My appetizer was warm foie gras with thin slices of lightly toasted baguette. Foie gras ("fwah grah"), which is goose liver, is not every one’s cup of tea, and it isn’t low calorie either. But if you’ve never tried it, don't pass up the chance to sample something you might quickly come to love. It's much cheaper in France than at home – and you're more likely to get the really good stuff, too. Some people have issues with how it is produced, since it involves force-feeding the geese. I don't have foie gras at home, where it isn't popular, because I don't want to encourage the industry. But when in France, I eat as the French do, and foie gras is very French.
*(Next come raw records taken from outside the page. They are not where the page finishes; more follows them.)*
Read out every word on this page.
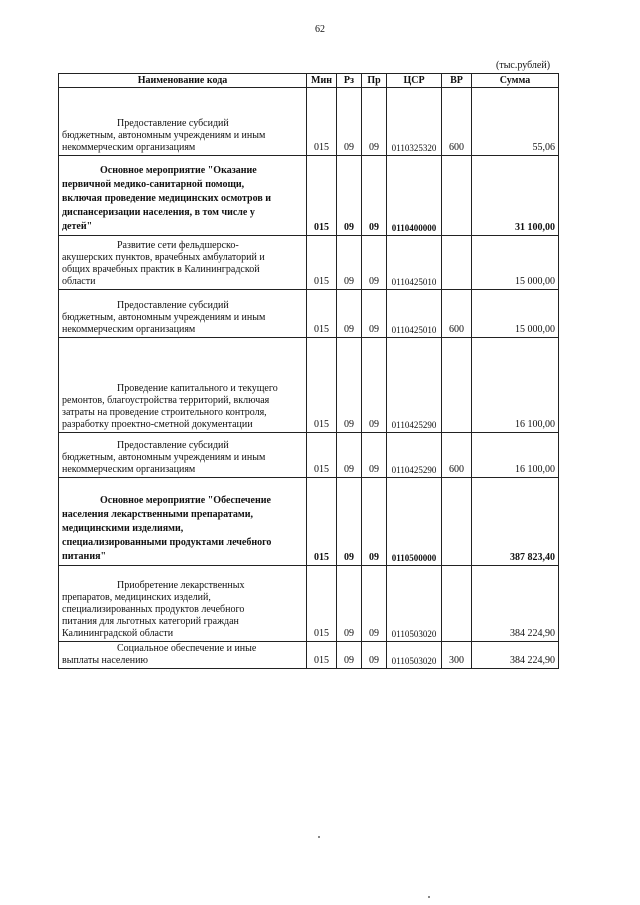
62
(тыс.рублей)
Наименование кода	Мин	Рз	Пр	ЦСР	ВР	Сумма

Предоставление субсидий
бюджетным, автономным учреждениям и иным
некоммерческим организациям	015	09	09	0110325320	600	55,06

Основное мероприятие "Оказание
первичной медико-санитарной помощи,
включая проведение медицинских осмотров и
диспансеризации населения, в том числе у
детей"	015	09	09	0110400000		31 100,00

Развитие сети фельдшерско-
акушерских пунктов, врачебных амбулаторий и
общих врачебных практик в Калининградской
области	015	09	09	0110425010		15 000,00

Предоставление субсидий
бюджетным, автономным учреждениям и иным
некоммерческим организациям	015	09	09	0110425010	600	15 000,00

Проведение капитального и текущего
ремонтов, благоустройства территорий, включая
затраты на проведение строительного контроля,
разработку проектно-сметной документации	015	09	09	0110425290		16 100,00

Предоставление субсидий
бюджетным, автономным учреждениям и иным
некоммерческим организациям	015	09	09	0110425290	600	16 100,00

Основное мероприятие "Обеспечение
населения лекарственными препаратами,
медицинскими изделиями,
специализированными продуктами лечебного
питания"	015	09	09	0110500000		387 823,40

Приобретение лекарственных
препаратов, медицинских изделий,
специализированных продуктов лечебного
питания для льготных категорий граждан
Калининградской области	015	09	09	0110503020		384 224,90

Социальное обеспечение и иные
выплаты населению	015	09	09	0110503020	300	384 224,90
My entrée was duck breast served with lavender honey on the side. This unusual but delicious combination was a marriage made in heaven. Lavender honey provided sweetness with a strong floral aftertaste which gave an exotic tinge to the tender, juicy duck. But, as so often happens in France, the best thing on my plate was one of the side dishes accompanying the duck, a swooningly sumptuous ratatouille served in puff pastry. Ratatouille, a traditional dish of Provence, is a vegetable stew of tomatoes, zucchini, onions, eggplant, sweet pepper, and garlic. If properly prepared, the vegetables should be just barely tender, never mushy, and the flavors should meld. This version was absolutely perfect. I'd have ordered a plateful of the stuff if it was on offer.
For dessert I unimaginatively chose chocolate mousse. I have no excuses for my lack of adventure. Sometimes the chocolate urge conquers all!